At least 21 people were killed on Tuesday across Turkey, as protesters demanded Government action over the Islamic State’s attack on the Kurdish center of Kobane in northern Syria.

Police fired tear gas and water cannon to disperse protesters who burnt cars and tyres, mainly in redominantly Kurdish areas of eastern and southeastern Turkey.

However, security forces claimed that most of the deaths came from fighting between members of the Kurdistan Workers’ Party (PKK) and those of Hizbullah, an Islamist group which supported the State in the torture and murder of Kurdish activists in the 1990s.

Hizbollah reportedly supports the Islamic State, while the PKK supports the Syrian Kurdish militia YPG and has tried to put its fighters into Kobane.

Eight people were killed in Diyarbakir, the largest Kurdish city in southeastern Turkey. Members of Hizbullah allegedly strafed a crowd of protesters, while a Hizbullah building was attacked.

Two people were reportedly slain in Mardin by gunfire from a faction linked to Hezbollah.

A man was killed when he was by a police tear gas canister in Mus in the east of the country. Two people died and 10 were injured in Siirt Province in the southeast and one in nearby Batman.

Clashes also erupted in the capital Ankara and in Istanbul, where almost 100 people were detained and 30 people were injured, including eight police officers, according to the Istanbul Governorship.

Authorities announced a curfew in six Kurdish-populated province, including the cities of Diyarbakir, Siirt, and Van, where thousands of protesters gathered. Schools were closed in Diyarbakir, and all flights were cancelled.

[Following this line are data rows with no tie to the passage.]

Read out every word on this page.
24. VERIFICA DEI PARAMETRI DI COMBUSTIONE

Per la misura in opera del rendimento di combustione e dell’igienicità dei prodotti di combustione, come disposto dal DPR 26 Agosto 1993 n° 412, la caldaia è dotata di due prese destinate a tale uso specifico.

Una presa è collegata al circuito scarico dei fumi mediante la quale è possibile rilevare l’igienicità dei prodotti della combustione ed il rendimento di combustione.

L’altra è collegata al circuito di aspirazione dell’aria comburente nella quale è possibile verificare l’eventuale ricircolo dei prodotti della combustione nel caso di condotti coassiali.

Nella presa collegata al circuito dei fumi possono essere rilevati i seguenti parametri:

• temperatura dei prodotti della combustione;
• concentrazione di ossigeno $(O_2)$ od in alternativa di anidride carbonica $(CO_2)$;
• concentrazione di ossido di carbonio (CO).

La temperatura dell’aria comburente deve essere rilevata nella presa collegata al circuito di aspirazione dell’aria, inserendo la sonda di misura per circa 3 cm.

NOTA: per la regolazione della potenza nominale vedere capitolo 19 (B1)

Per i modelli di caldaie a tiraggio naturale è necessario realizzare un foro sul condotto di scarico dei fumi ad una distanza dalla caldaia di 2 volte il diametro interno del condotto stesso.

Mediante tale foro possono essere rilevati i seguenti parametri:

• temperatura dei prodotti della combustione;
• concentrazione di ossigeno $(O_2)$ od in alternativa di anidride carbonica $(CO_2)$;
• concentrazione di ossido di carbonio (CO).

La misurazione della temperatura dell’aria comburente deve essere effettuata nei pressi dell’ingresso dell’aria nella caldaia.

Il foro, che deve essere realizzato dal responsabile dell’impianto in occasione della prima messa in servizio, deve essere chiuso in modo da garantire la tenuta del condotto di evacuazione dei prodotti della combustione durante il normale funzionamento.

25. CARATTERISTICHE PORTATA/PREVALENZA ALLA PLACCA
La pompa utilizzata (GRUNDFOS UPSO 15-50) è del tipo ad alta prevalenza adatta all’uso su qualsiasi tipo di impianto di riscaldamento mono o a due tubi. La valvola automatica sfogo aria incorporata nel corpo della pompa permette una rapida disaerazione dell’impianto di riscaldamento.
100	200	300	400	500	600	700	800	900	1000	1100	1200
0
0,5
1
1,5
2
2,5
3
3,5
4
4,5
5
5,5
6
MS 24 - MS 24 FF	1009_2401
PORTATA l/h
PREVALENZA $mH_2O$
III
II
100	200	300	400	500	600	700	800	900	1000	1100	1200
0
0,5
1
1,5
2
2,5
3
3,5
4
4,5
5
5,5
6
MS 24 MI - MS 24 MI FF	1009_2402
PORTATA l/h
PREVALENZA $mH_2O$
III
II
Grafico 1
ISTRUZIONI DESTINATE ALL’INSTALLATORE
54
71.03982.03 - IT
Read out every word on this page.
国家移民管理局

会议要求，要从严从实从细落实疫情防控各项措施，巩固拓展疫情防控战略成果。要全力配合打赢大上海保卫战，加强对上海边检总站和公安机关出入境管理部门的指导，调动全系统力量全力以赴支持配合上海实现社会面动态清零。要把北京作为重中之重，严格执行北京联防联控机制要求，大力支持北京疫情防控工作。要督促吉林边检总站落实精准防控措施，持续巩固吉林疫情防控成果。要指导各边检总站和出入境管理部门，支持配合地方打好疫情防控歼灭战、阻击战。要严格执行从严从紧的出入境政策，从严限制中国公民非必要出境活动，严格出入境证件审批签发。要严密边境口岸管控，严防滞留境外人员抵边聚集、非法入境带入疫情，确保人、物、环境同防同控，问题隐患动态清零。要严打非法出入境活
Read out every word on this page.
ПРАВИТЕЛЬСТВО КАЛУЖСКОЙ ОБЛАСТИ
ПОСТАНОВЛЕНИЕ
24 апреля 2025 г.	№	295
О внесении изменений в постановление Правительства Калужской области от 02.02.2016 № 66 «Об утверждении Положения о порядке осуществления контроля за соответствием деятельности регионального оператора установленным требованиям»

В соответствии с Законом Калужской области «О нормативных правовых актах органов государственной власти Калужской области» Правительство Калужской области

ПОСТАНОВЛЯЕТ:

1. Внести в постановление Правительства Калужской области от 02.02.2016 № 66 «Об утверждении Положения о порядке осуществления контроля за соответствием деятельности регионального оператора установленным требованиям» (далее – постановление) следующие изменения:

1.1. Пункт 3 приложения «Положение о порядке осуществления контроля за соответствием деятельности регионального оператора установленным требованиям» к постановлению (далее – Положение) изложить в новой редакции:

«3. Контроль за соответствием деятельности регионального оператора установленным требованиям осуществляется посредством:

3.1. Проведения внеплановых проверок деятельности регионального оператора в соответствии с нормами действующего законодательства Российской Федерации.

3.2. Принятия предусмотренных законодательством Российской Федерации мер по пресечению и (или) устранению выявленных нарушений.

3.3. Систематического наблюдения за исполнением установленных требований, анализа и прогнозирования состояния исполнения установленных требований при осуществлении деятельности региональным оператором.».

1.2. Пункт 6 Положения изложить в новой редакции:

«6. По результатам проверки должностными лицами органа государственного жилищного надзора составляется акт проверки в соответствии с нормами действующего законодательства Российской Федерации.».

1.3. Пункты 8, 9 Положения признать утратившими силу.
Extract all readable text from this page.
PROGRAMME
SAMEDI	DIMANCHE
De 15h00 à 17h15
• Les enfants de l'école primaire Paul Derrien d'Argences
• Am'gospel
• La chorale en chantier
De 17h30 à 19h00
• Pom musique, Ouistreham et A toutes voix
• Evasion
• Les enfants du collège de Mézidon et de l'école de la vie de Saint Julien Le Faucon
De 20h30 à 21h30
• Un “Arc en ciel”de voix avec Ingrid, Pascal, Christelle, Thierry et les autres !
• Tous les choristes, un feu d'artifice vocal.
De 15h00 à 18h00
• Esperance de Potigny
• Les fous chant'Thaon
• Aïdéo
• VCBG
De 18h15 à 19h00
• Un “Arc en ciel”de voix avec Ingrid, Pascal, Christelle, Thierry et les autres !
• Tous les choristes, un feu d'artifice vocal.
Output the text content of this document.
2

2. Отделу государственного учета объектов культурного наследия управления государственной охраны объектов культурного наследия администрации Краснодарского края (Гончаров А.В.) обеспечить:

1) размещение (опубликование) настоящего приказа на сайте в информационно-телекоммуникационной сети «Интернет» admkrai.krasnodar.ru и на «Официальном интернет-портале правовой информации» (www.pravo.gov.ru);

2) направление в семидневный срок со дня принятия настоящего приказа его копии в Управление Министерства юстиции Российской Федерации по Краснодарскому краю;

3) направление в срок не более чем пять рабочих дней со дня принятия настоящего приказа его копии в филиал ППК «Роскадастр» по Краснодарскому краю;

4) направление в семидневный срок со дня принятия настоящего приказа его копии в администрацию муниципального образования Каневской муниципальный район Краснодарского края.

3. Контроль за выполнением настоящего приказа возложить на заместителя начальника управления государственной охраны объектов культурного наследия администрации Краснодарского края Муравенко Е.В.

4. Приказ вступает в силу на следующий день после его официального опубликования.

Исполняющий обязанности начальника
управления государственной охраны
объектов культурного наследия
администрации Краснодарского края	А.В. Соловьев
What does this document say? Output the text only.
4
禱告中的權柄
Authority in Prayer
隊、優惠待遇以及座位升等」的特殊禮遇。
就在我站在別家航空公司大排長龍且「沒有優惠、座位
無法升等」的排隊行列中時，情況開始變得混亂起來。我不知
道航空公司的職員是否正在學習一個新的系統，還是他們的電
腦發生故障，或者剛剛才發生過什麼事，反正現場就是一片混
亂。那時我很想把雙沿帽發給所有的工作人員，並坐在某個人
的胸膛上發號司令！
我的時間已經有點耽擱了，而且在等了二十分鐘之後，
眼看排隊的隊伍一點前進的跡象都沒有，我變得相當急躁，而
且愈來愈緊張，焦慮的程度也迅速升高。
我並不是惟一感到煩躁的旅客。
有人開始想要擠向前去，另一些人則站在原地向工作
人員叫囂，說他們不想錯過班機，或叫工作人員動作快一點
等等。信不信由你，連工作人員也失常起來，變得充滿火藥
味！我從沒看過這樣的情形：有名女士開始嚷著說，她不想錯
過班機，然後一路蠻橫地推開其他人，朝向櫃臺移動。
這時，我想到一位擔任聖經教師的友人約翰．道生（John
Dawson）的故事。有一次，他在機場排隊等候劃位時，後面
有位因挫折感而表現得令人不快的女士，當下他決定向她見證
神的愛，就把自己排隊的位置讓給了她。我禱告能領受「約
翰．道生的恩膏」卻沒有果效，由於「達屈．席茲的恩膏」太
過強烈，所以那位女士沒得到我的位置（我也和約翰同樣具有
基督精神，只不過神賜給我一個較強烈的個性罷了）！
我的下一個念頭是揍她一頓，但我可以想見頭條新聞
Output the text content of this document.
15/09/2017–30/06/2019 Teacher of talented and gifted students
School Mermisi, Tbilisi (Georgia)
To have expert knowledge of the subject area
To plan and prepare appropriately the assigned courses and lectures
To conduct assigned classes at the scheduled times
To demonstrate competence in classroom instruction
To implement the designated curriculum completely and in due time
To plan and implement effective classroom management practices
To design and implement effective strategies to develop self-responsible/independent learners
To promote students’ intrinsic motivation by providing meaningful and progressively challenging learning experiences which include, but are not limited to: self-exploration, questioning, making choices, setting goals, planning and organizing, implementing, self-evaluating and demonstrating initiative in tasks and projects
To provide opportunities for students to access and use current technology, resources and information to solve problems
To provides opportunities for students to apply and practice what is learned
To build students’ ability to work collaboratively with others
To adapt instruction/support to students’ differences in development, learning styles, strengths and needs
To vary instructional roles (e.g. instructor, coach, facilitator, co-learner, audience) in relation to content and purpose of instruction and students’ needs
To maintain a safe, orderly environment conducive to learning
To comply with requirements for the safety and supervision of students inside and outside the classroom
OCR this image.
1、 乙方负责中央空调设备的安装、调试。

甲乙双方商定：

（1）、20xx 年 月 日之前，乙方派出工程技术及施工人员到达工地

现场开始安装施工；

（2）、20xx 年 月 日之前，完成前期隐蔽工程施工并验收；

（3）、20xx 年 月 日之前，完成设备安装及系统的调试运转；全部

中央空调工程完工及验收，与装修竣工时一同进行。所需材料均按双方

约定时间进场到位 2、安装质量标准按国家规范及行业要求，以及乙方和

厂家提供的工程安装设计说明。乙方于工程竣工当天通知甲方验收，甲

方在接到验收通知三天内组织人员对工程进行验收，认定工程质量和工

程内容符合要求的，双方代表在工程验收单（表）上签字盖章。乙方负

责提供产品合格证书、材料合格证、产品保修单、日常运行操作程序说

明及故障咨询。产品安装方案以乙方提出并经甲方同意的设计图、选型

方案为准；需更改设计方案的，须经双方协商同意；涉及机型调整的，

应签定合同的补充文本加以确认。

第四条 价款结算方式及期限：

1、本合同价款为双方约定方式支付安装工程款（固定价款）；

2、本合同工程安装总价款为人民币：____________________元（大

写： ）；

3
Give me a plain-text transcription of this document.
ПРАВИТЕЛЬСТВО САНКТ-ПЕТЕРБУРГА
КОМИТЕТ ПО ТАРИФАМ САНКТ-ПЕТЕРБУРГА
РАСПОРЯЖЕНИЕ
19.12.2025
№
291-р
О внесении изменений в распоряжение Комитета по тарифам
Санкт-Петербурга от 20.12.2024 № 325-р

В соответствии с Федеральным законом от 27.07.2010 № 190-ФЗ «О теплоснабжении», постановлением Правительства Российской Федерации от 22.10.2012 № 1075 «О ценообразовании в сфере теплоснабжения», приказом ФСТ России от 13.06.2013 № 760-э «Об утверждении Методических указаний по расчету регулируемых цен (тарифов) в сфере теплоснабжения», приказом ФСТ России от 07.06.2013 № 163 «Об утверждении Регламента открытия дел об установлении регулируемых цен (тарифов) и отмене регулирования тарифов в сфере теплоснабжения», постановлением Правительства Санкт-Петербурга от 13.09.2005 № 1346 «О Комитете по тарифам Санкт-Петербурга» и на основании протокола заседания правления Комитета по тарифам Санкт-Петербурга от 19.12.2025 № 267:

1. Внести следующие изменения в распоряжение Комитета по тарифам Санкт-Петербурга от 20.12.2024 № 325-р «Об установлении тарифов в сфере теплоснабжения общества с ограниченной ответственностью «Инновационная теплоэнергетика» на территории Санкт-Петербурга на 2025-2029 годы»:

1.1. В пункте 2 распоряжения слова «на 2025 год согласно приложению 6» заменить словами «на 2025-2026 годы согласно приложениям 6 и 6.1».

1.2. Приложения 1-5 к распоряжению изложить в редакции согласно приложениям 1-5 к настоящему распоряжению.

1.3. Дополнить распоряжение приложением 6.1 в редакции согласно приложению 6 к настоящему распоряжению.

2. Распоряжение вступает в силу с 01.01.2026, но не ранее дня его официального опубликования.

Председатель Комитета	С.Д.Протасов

The protests occurred as Turkish Prime Minister Recep Tayyip Erdoğan warned that Kobane was about to fall to the Islamic State’s four-week offensive:

I am telling the West – dropping bombs from the air will not provide a solution,” Erdoğan said to cheers from crowds. The terror will not be over…unless there is cooperation for a ground operation,

However, Turkey kept its tanks and troops on its side of the border. Erdoğan has said that any intervention must also bolster the fight to overthrow Syria’s President Assad, and the Kurds in Kobane have said that they do not want Turkish ground forces — instead, they want Ankara to allow Kurdish reinforcements to cross the border into Syria and the supply of vitally-needed weapons to meet the Islamic State’s armor and artillery.